Optical Caustics as Lagrangian Singularities: Classification and Geometric Structure
Rongqi Shang, Donglin Ma
TL;DR
The paper develops a rigorous symplectic-contact framework for optical phase space, proving that 3D light rays correspond to Reeb orbits in a 5D contact manifold and project to a 4D symplectic phase space. It provides intrinsic, wavefront-based definitions of caustic surfaces as projections of Lagrangian/Legendrian data and delivers explicit expressions for convex-lens caustics. Employing catastrophe theory, it classifies stable caustics in 3D and connects them to Seidel aberrations, establishing precise correspondences with A2, A3, A4, and D4± types. Building on this, the authors propose Topological Optical Correction (TOC), a topology-aware optimization strategy that navigates bifurcation sets in Zernike control space to robustly reduce high-order aberrations and manage caustic structures, with implications for high-precision optics and adaptive systems.
Abstract
This paper develops a rigorous mathematical framework for light propagation by constructing the optical phase space with its symplectic structure and the extended phase space with its contact structure.
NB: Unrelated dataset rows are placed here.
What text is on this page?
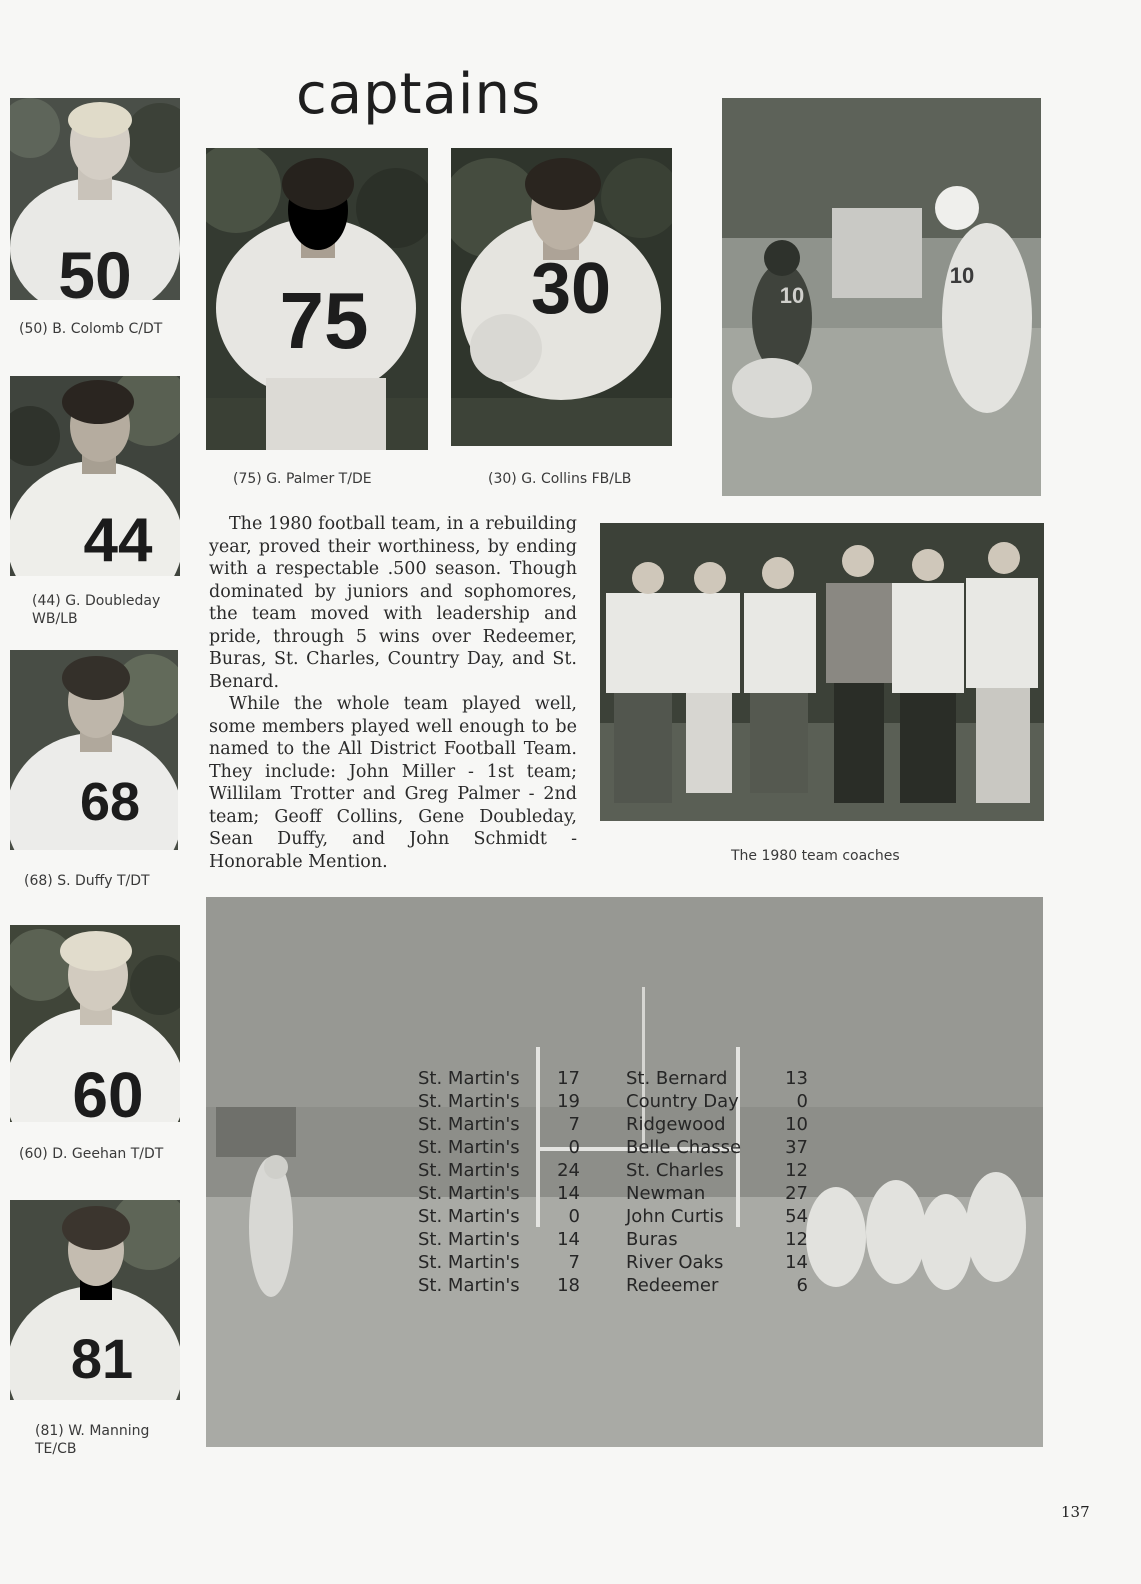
captains
50
(50) B. Colomb C/DT
44
(44) G. Doubleday WB/LB
68
(68) S. Duffy T/DT
60
(60) D. Geehan T/DT
81
(81) W. Manning TE/CB
75
(75) G. Palmer T/DE
30
(30) G. Collins FB/LB
10
10

The 1980 football team, in a rebuilding year, proved their worthiness, by ending with a respectable .500 season. Though dominated by juniors and sophomores, the team moved with leadership and pride, through 5 wins over Redeemer, Buras, St. Charles, Country Day, and St. Benard.

While the whole team played well, some members played well enough to be named to the All District Football Team. They include: John Miller - 1st team; Willilam Trotter and Greg Palmer - 2nd team; Geoff Collins, Gene Doubleday, Sean Duffy, and John Schmidt - Honorable Mention.	The 1980 team coaches
St. Martin's 17	St. Bernard	13
St. Martin's 19	Country Day	0
St. Martin's	7	Ridgewood	10
St. Martin's	0	Belle Chasse 37
St. Martin's 24	St. Charles	12
St. Martin's 14	Newman	27
St. Martin's	0	John Curtis	54
St. Martin's 14	Buras	12
St. Martin's	7	River Oaks	14
St. Martin's 18	Redeemer	6
137
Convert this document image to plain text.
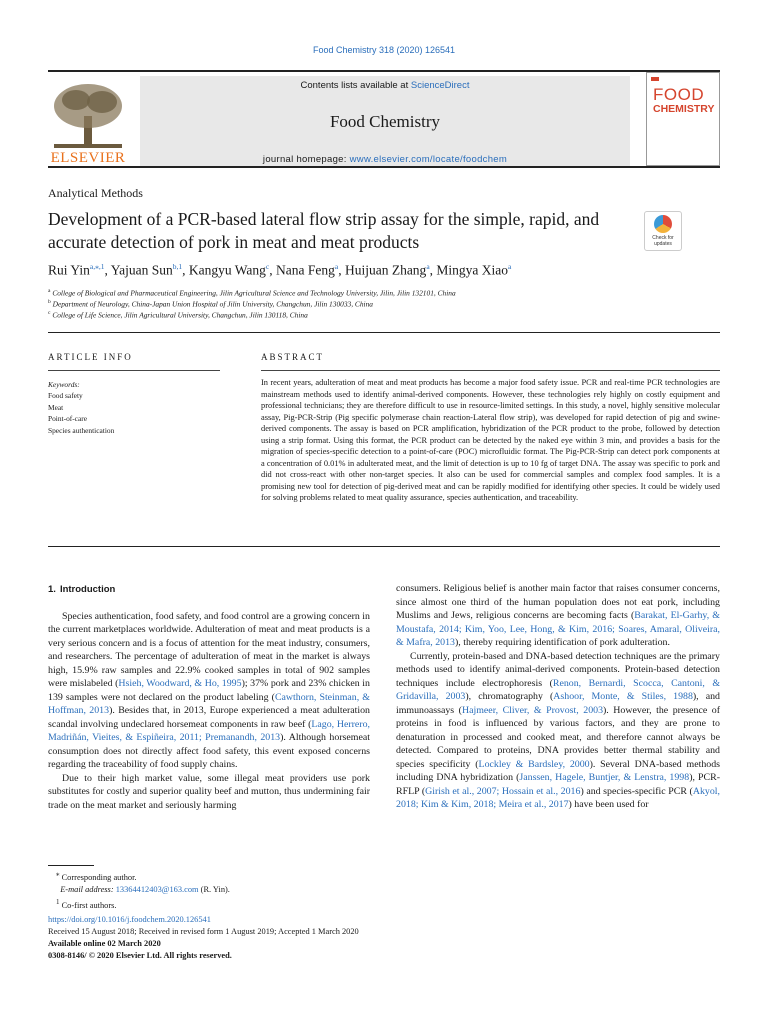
Food Chemistry 318 (2020) 126541
ELSEVIER
Contents lists available at ScienceDirect
Food Chemistry
journal homepage: www.elsevier.com/locate/foodchem
FOOD
CHEMISTRY
Analytical Methods
Development of a PCR-based lateral flow strip assay for the simple, rapid, and accurate detection of pork in meat and meat products	Check for
updates
Rui Yin$^{a,⁎,1}$, Yajuan Sun$^{b,1}$, Kangyu Wang$^c$, Nana Feng$^a$, Huijuan Zhang$^a$, Mingya Xiao$^a$
$^a$ College of Biological and Pharmaceutical Engineering, Jilin Agricultural Science and Technology University, Jilin, Jilin 132101, China
$^b$ Department of Neurology, China-Japan Union Hospital of Jilin University, Changchun, Jilin 130033, China
$^c$ College of Life Science, Jilin Agricultural University, Changchun, Jilin 130118, China
ARTICLE INFO	ABSTRACT
Keywords:
Food safety
Meat
Point-of-care
Species authentication
In recent years, adulteration of meat and meat products has become a major food safety issue. PCR and real-time PCR technologies are mainstream methods used to identify animal-derived components. However, these technologies rely highly on costly equipment and professional technicians; they are therefore difficult to use in resource-limited settings. In this study, a novel, highly sensitive molecular assay, Pig-PCR-Strip (Pig specific polymerase chain reaction-Lateral flow strip), was developed for rapid detection of pig and swine-derived components. The assay is based on PCR amplification, hybridization of the PCR product to the probe, followed by detection using a strip format. Using this format, the PCR product can be detected by the naked eye within 3 min, and provides a basis for the migration of species-specific detection to a point-of-care (POC) microfluidic format. The Pig-PCR-Strip can detect pork components at a concentration of 0.01% in adulterated meat, and the limit of detection is up to 10 fg of target DNA. The assay was specific to pork and did not cross-react with other non-target species. It also can be used for commercial samples and complex food samples. It is a promising new tool for detection of pig-derived meat and can be rapidly modified for identifying other species. It could be widely used for solving problems related to meat quality assurance, species authentication, and traceability.
1. Introduction

Species authentication, food safety, and food control are a growing concern in the current marketplaces worldwide. Adulteration of meat and meat products is a very serious concern and is a focus of attention for the meat industry, consumers, and researchers. The percentage of adulteration of meat in the market is always high, 15.9% raw samples and 22.9% cooked samples in total of 902 samples were mislabeled (Hsieh, Woodward, & Ho, 1995); 37% pork and 23% chicken in 139 samples were not declared on the product labeling (Cawthorn, Steinman, & Hoffman, 2013). Besides that, in 2013, Europe experienced a meat adulteration scandal involving undeclared horsemeat components in raw beef (Lago, Herrero, Madriñán, Vieites, & Espiñeira, 2011; Premanandh, 2013). Although horsemeat consumption does not directly affect food safety, this event exposed concerns regarding the traceability of food supply chains.

Due to their high market value, some illegal meat providers use pork substitutes for costly and superior quality beef and mutton, thus undermining fair trade on the meat market and seriously harming

consumers. Religious belief is another main factor that raises consumer concerns, since almost one third of the human population does not eat pork, including Muslims and Jews, religious concerns are becoming facts (Barakat, El-Garhy, & Moustafa, 2014; Kim, Yoo, Lee, Hong, & Kim, 2016; Soares, Amaral, Oliveira, & Mafra, 2013), thereby requiring identification of pork adulteration.

Currently, protein-based and DNA-based detection techniques are the primary methods used to identify animal-derived components. Protein-based detection techniques include electrophoresis (Renon, Bernardi, Scocca, Cantoni, & Gridavilla, 2003), chromatography (Ashoor, Monte, & Stiles, 1988), and immunoassays (Hajmeer, Cliver, & Provost, 2003). However, the presence of proteins in food is influenced by various factors, and they are prone to denaturation in processed and cooked meat, and therefore cannot always be detected. Compared to proteins, DNA provides better thermal stability and species specificity (Lockley & Bardsley, 2000). Several DNA-based methods including DNA hybridization (Janssen, Hagele, Buntjer, & Lenstra, 1998), PCR-RFLP (Girish et al., 2007; Hossain et al., 2016) and species-specific PCR (Akyol, 2018; Kim & Kim, 2018; Meira et al., 2017) have been used for

⁎ Corresponding author.
E-mail address: 13364412403@163.com (R. Yin).
$^1$ Co-first authors.
https://doi.org/10.1016/j.foodchem.2020.126541
Received 15 August 2018; Received in revised form 1 August 2019; Accepted 1 March 2020
Available online 02 March 2020
0308-8146/ © 2020 Elsevier Ltd. All rights reserved.
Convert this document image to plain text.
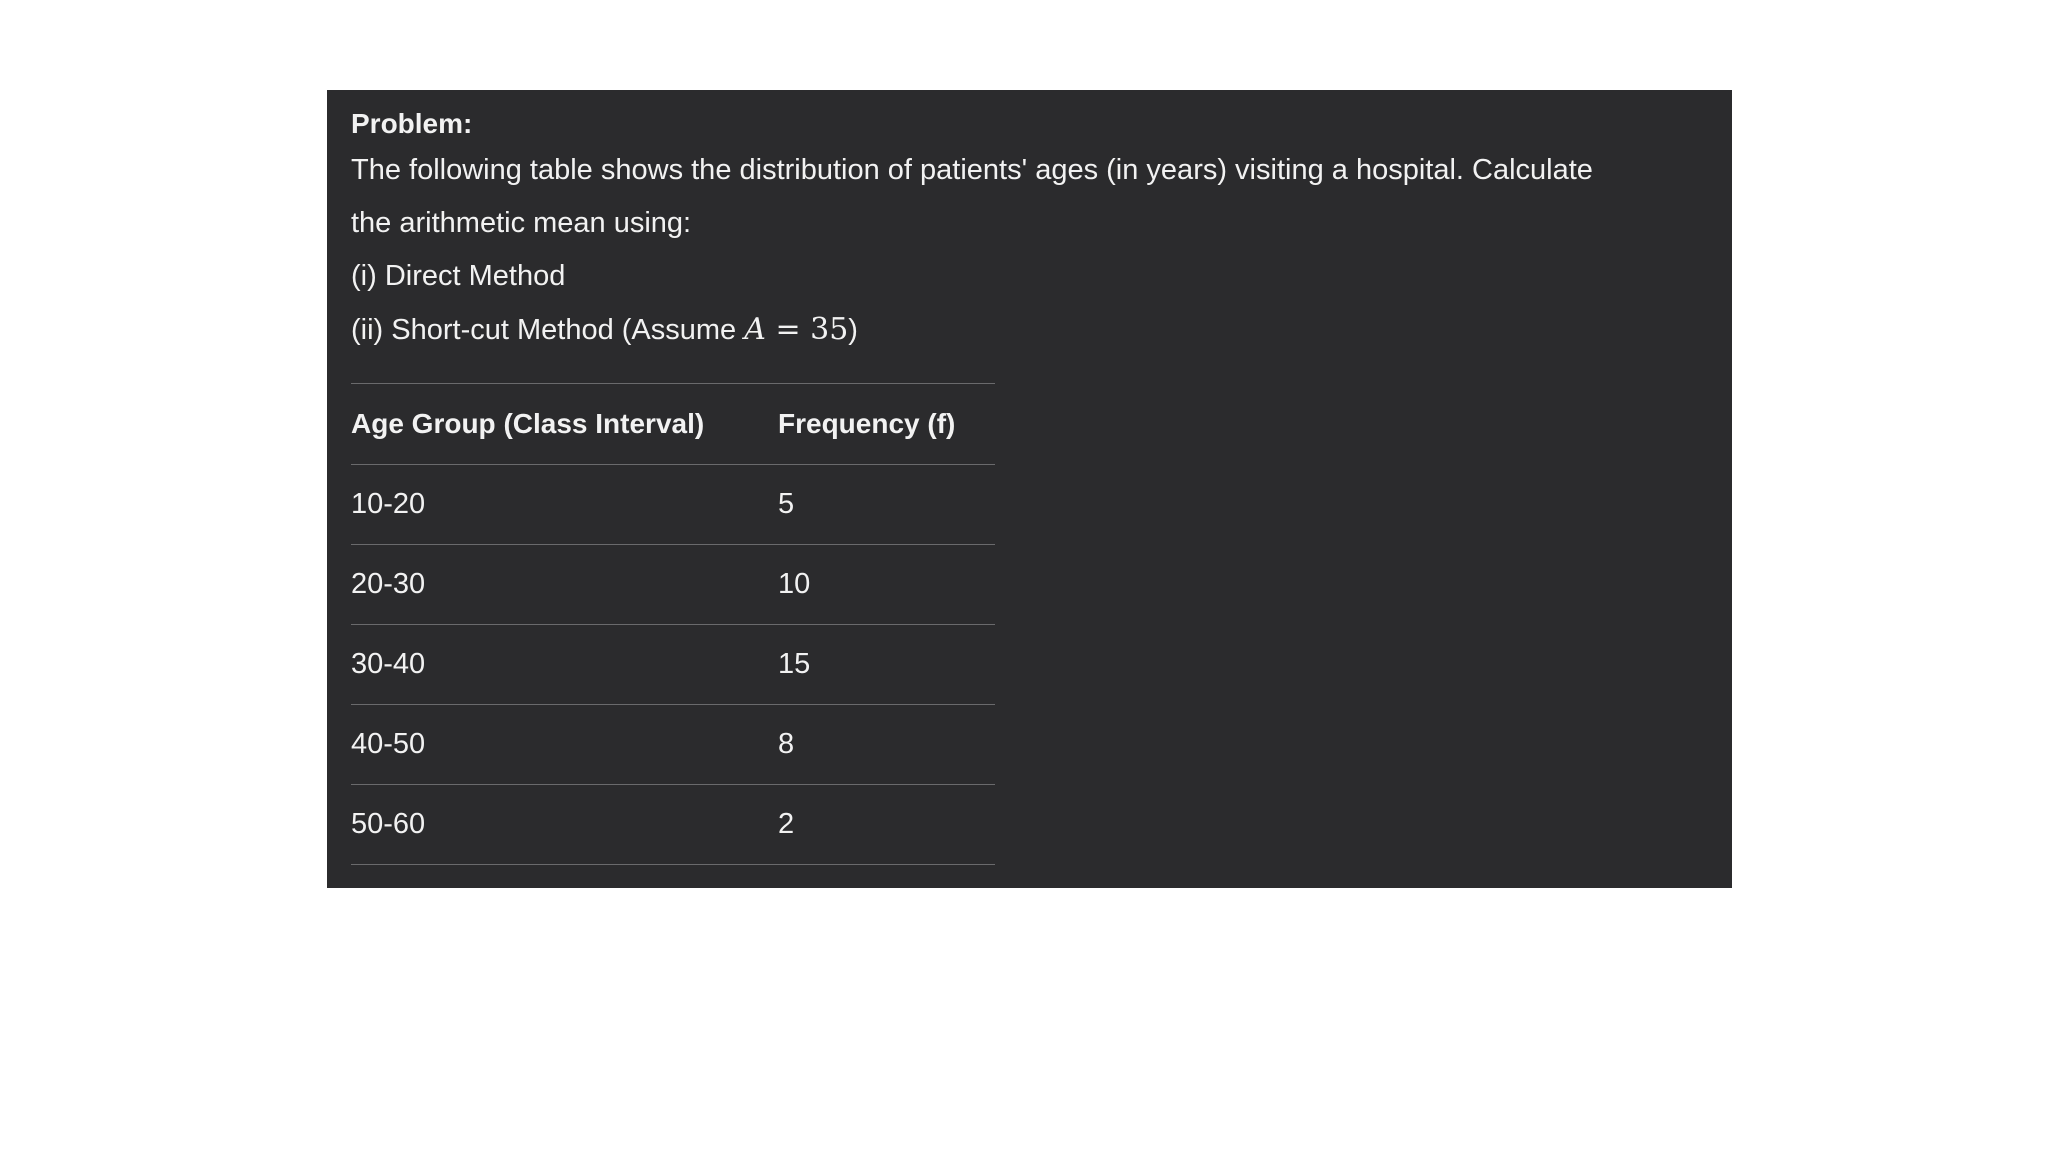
Problem:

The following table shows the distribution of patients' ages (in years) visiting a hospital. Calculate

the arithmetic mean using:

(i) Direct Method

(ii) Short-cut Method (Assume A = 35)

Age Group (Class Interval)	Frequency (f)
10-20	5
20-30	10
30-40	15
40-50	8
50-60	2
We prove that light rays in three-dimensional Euclidean space correspond to Reeb orbits in a five-dimensional contact manifold, which are then projected onto a four-dimensional symplectic manifold via symplectic reduction. Leveraging the advantages of phase space, we provide a rigorous definition of caustic surfaces as singularities of the Lagrangian submanifold projection and derive explicit expressions for caustic surfaces in convex lens systems. Furthermore, based on singularity theory, we present a complete classification of stable caustic surfaces and establish a correspondence with classical Seidel aberration theory. Building upon this theory, we propose a method of \emph{topological optical correction} that overcomes the limitations of traditional optimization algorithms in dealing with complex caustic structures. This work provides a new mathematical paradigm for the design and correction of high-precision optical systems.